Companies constantly struggle with collecting and analyzing trusted data on which to base business decisions. Study after study has shown that senior executives distrust their own data, despite their sizable number of investments in technology.
Larger organizations have many different computer systems. An oil company I consulted for acknowledged that it ran more than 600 significant applications, and just one was its corporate global ERP system. These different applications -- ranging from marketing to logistics -- frequently need to refer to master data, such as customer, product, asset and location. In other words, the applications need access to trusted data that crosses organizational boundaries.
Different parts of an organization have different needs. If, for example, a company sells cans of beverages, then the marketing department cares about the particular brand of beverage, its packaging, its price and special offers, while the logistics department cares about the dimensions and weight of the can and how many cans will fit on a palate. The individual product, therefore, needs to be classified and categorized in different ways.
In reality, a single standard set of product data -- or even customer data -- is rare. In fact, 15 was the median number of competing systems in an enterprise that were generating master data, according a 2013 survey by analyst firm The Information Difference, where I am the CEO. Five years later, the firm's survey yielded almost the same exact number.
The cost of duplication
Some important data, such as supplier data or credit data provided by external sources, isn't even within the corporate firewall. And big data from new sources like sensors, mobile phone towers and e-commerce sites only adds to the complexity.
Duplication of data as well as the consequent lack of consistency and quality can be costly. In the medical industry, a 2018 survey of U.S. healthcare managers by Black Book Market Research found that duplicate patient data added $1,950 to the cost of each inpatient stay, and one-third of all denied insurance claims were due to inaccurate patient information. IBM estimated that poor data cost U.S. companies a staggering $3.1 trillion in 2016.
In a project I consulted on, a single pricing error on just one product in the corporate ERP system across a particular region went unnoticed for months until it was discovered by a master data integration project. Fixing that one error alone paid for the cost of the company's $25 million project rollout.

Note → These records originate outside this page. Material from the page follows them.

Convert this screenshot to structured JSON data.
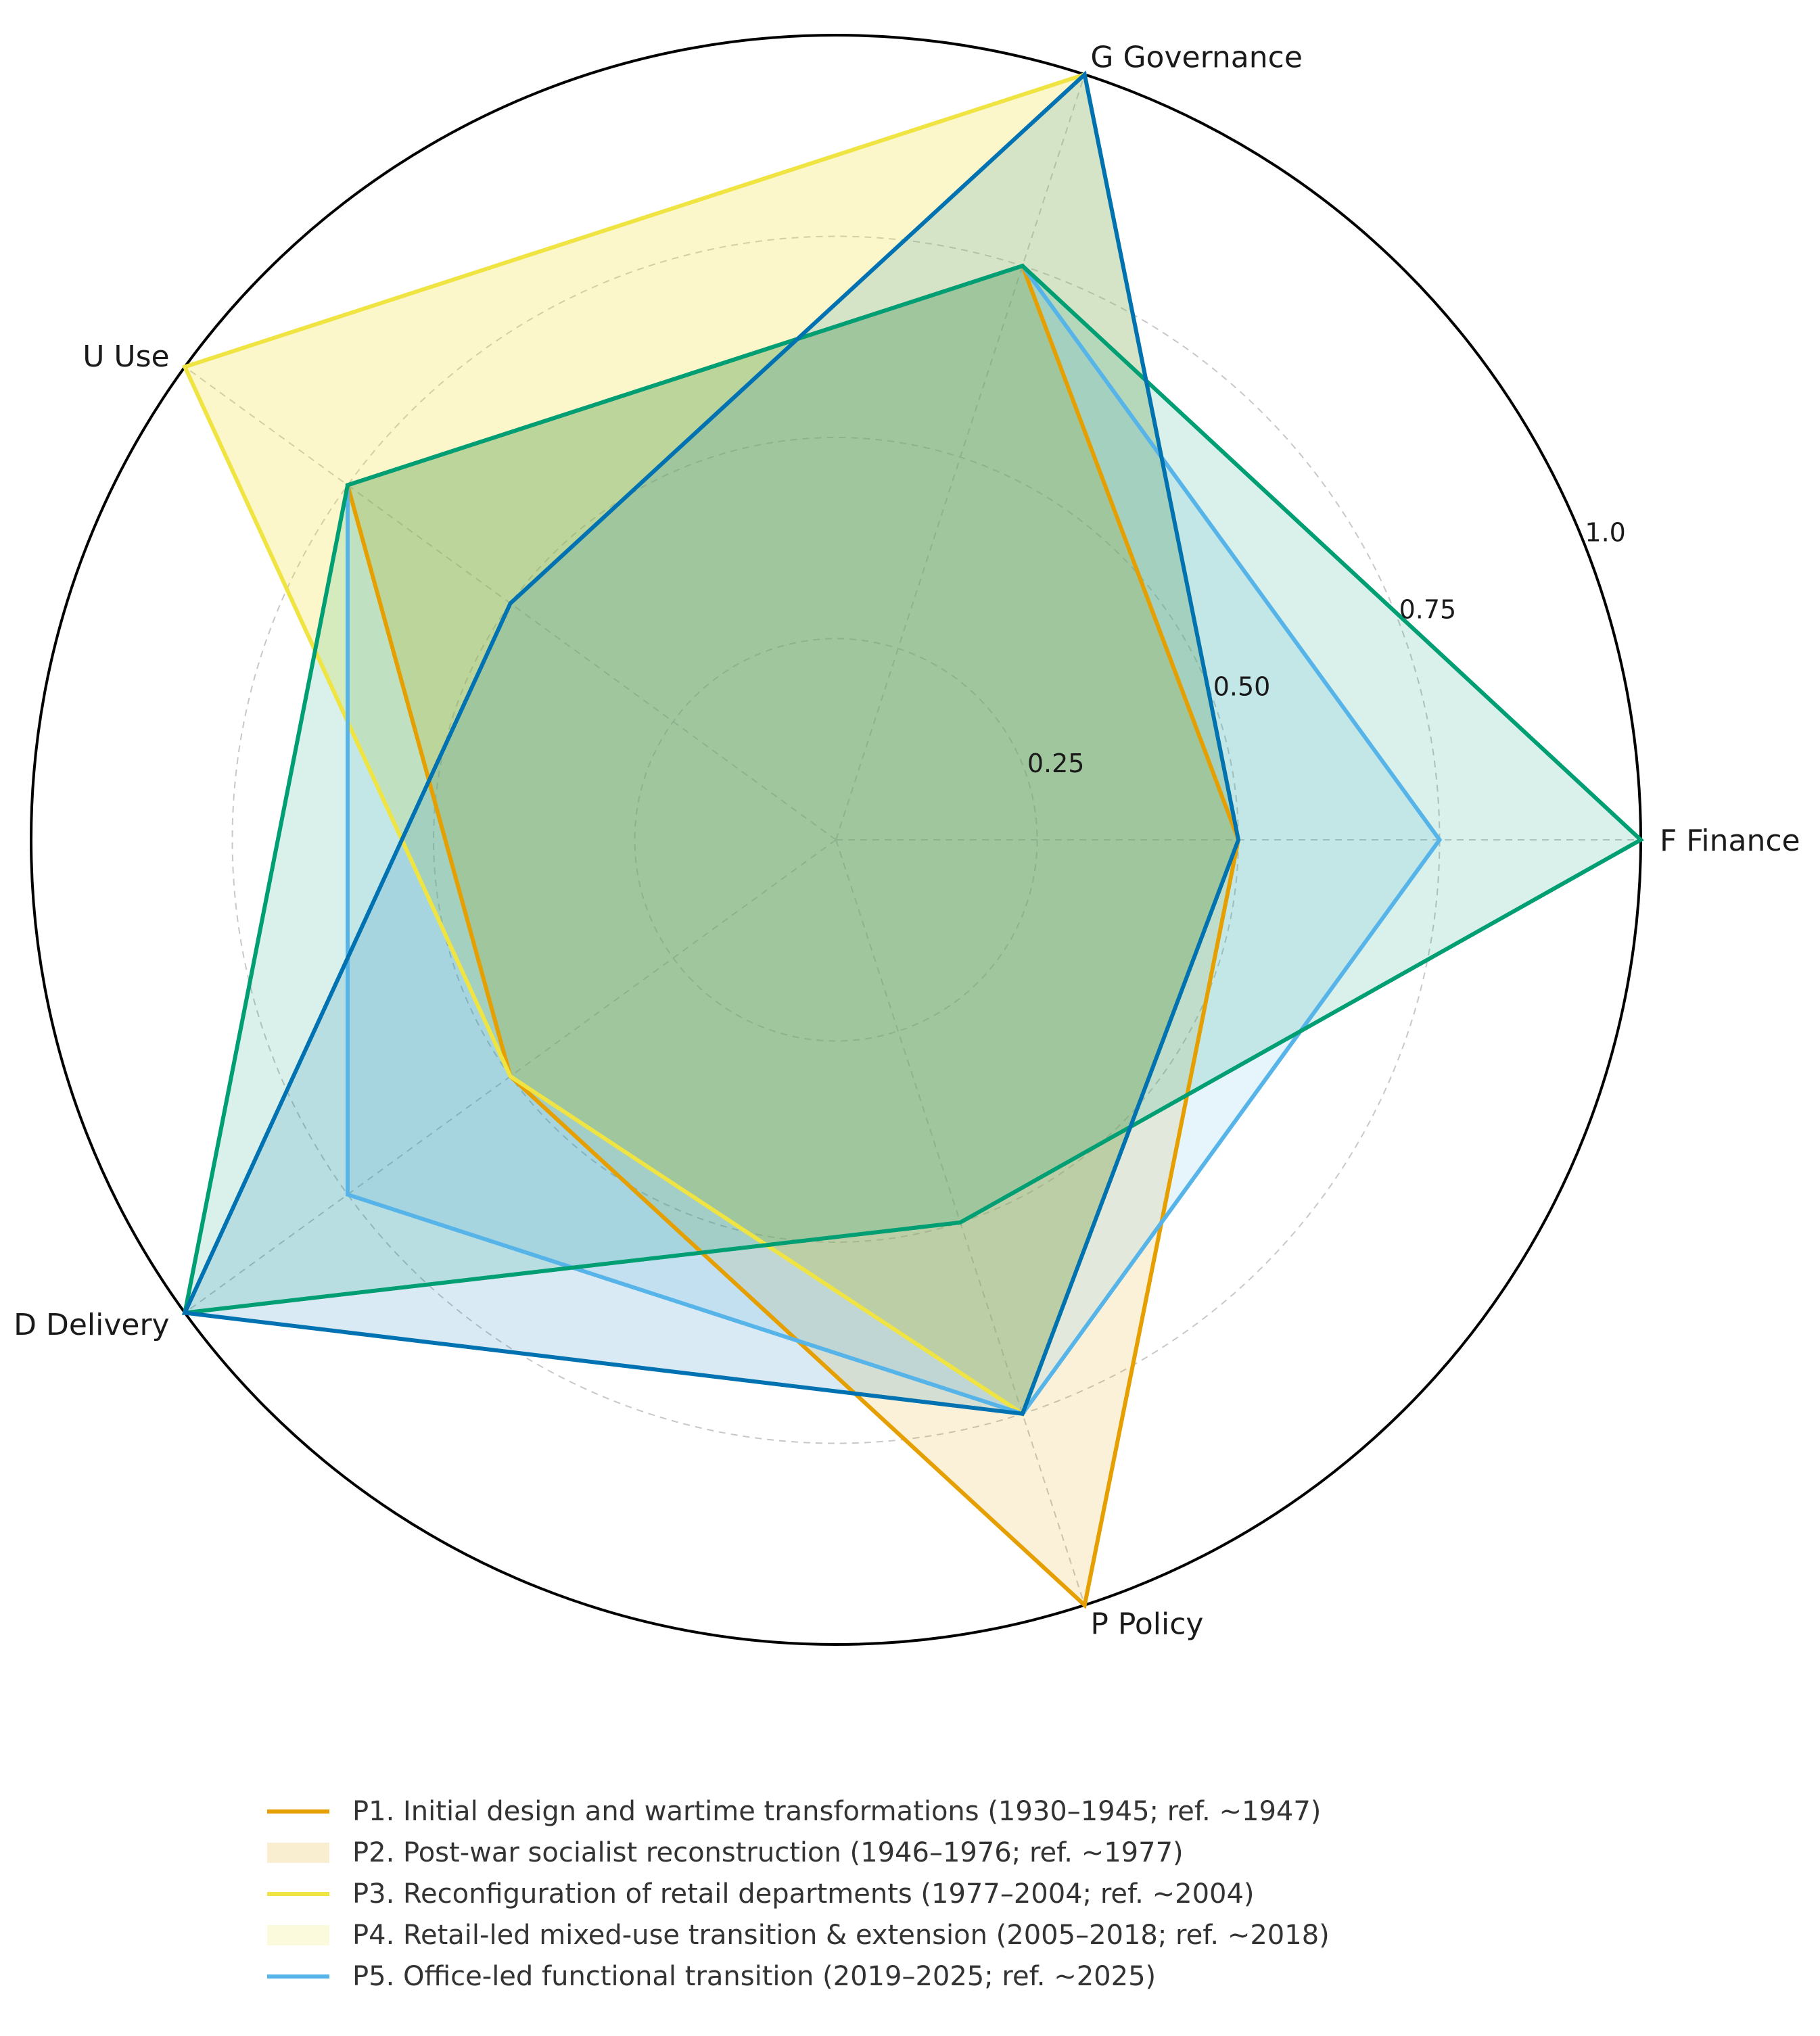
{
  "chart_data": {
    "type": "radar",
    "axes": [
      "F Finance",
      "G Governance",
      "U Use",
      "D Delivery",
      "P Policy"
    ],
    "rlim": [
      0,
      1.0
    ],
    "rticks": [
      0.25,
      0.5,
      0.75,
      1.0
    ],
    "rtick_labels": [
      "0.25",
      "0.50",
      "0.75",
      "1.0"
    ],
    "grid": true,
    "legend_position": "bottom",
    "series": [
      {
        "name": "P1. Initial design and wartime transformations (1930–1945; ref. ~1947)",
        "values": [
          0.5,
          0.75,
          0.75,
          0.5,
          1.0
        ],
        "color": "#E69F00",
        "style": "line"
      },
      {
        "name": "P2. Post-war socialist reconstruction (1946–1976; ref. ~1977)",
        "values": [
          0.5,
          0.75,
          0.75,
          0.5,
          0.75
        ],
        "color": "#E69F00",
        "style": "fill"
      },
      {
        "name": "P3. Reconfiguration of retail departments (1977–2004; ref. ~2004)",
        "values": [
          0.5,
          1.0,
          1.0,
          0.5,
          0.75
        ],
        "color": "#F0E442",
        "style": "line"
      },
      {
        "name": "P4. Retail-led mixed-use transition & extension (2005–2018; ref. ~2018)",
        "values": [
          0.5,
          1.0,
          1.0,
          0.5,
          0.75
        ],
        "color": "#F0E442",
        "style": "fill"
      },
      {
        "name": "P5. Office-led functional transition (2019–2025; ref. ~2025)",
        "values": [
          0.75,
          0.75,
          0.75,
          0.75,
          0.75
        ],
        "color": "#56B4E9",
        "style": "line"
      },
      {
        "name": "",
        "values": [
          1.0,
          0.75,
          0.75,
          1.0,
          0.5
        ],
        "color": "#009E73",
        "style": "line"
      },
      {
        "name": "",
        "values": [
          0.5,
          1.0,
          0.5,
          1.0,
          0.75
        ],
        "color": "#0072B2",
        "style": "line"
      }
    ]
  }
}
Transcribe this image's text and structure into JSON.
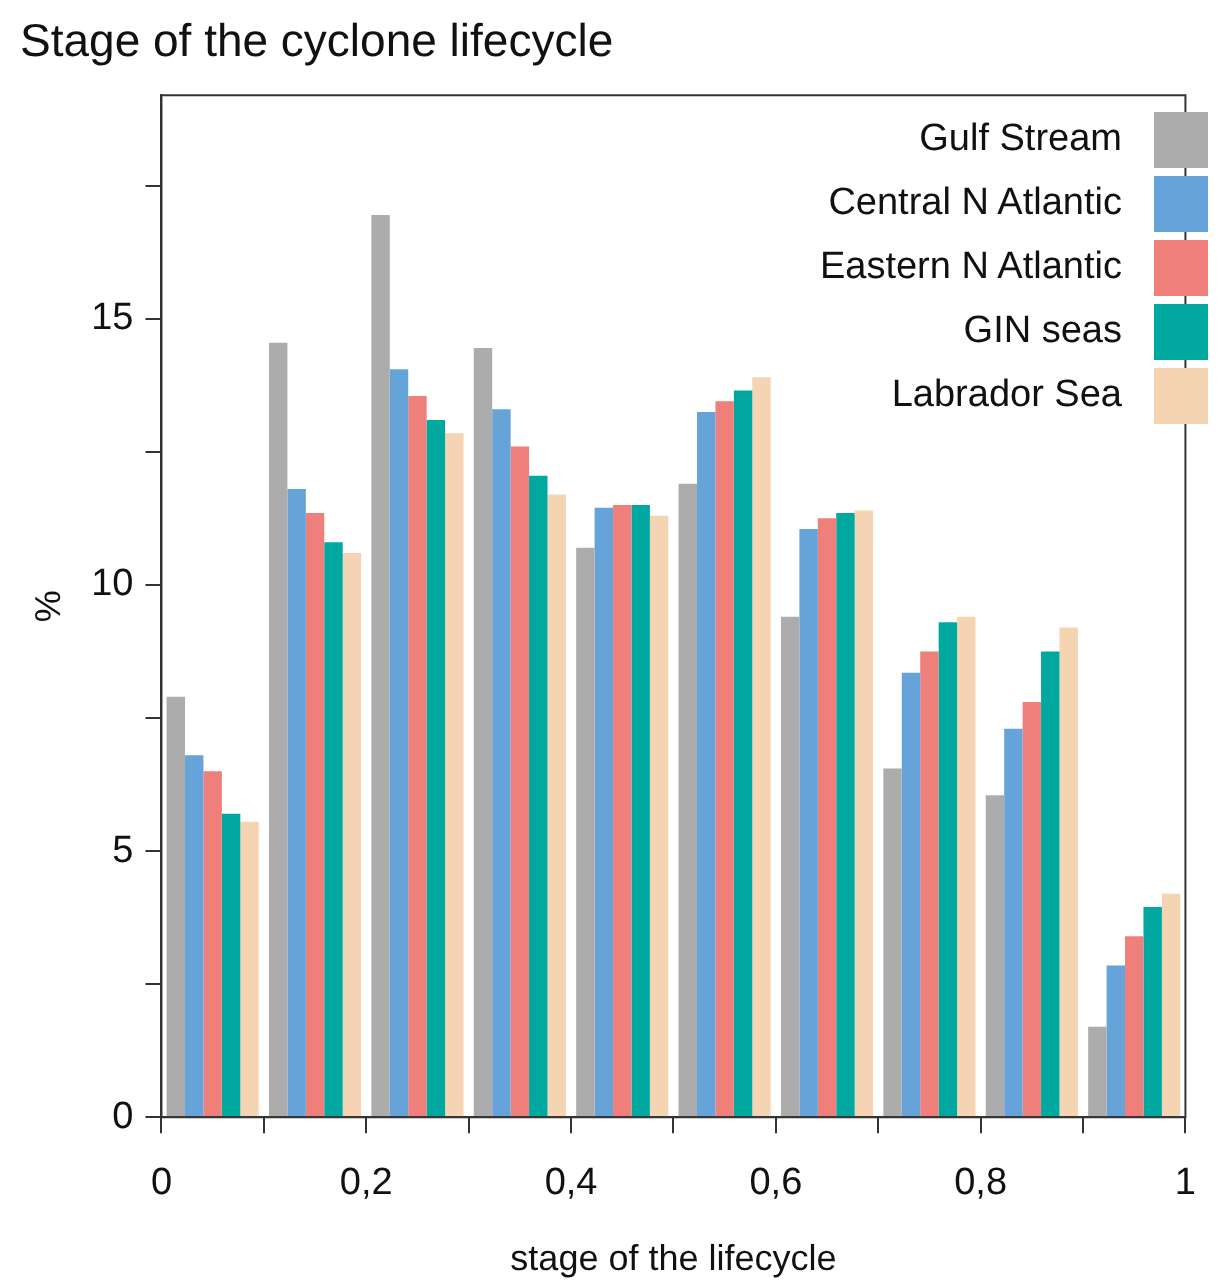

These kinds of data integration benefits are partly the result of technology, but also due to business ownership of data. In the past, far too many companies assumed that the quality and consistency of trusted data in their IT systems were the responsibility of the IT department. However, very few IT managers have the authority to tell lines of business to change their processes to address the competing versions of data in different departments.
This contradiction in authority has contributed to the rise of business-led data governance structures, typically comprising a small core team, a steering committee and data stewards, charged with ensuring data quality, consistency and accuracy. Ownership of data returns to where it belongs: the business lines themselves.
Synergistic and supportive
Three categories of complementary tools support data governance efforts:
- Data integration. The original data integration tools focused on taking files of data and moving them about from system to system, sometimes merging the data from different systems based on business rules. Later versions performed the same role but in real time rather than batch mode.
- Data quality. These tools complement data integration tools by focusing on fixing data quality at the source. They can profile data to help identify potential issues and apply a range of algorithms to detect incomplete records and common typing errors as well as identify potential matches between records. Recently, the matching algorithms used by these tools have been bolstered by AI techniques, which, for example, study a human domain expert who is assessing possible duplicate records and learns over time what rules can be applied to mimic an expert human.
- Master data management. The idea is to gather data together, such as customer and product information, from underlying source systems and construct a single "golden copy" of key data that can be used to feed into data warehouses and analytics applications. Even if the data can't be realistically standardized at the source, these tools, for instance, can map the differences in product classifications and use business rules to decide which systems have the most trusted data. A customer record updated last week, for example, may be more reliable than one that hasn't been touched in two years.
After industry consolidation in recent years, some large vendors now offer data integration, data quality and master data management technologies in one platform, while some vendors have partnerships with other vendors to provide a complete package of functionality. As increasing proportions of these technologies are deployed in the cloud, almost all of these tools now have cloud as well as on-premises capabilities.
Best practices have shown that a combination of strong data governance and the application of the latest technologies can significantly improve the underlying issue of consistency and quality of trusted data in large organizations. According to an Information Difference survey of 101 large companies in a range of industries, the real-world benefits derived from master data and integration projects included the following, per comments from respondents: "improvement in day sales outstanding," "met regulatory challenges," "improved conversion ratios of campaigns," and "cost avoidance savings of $20 million."
By addressing and solving underlying data issues, the right data management and integration tools in combination with well-conceived data governance practices can yield significant ROI.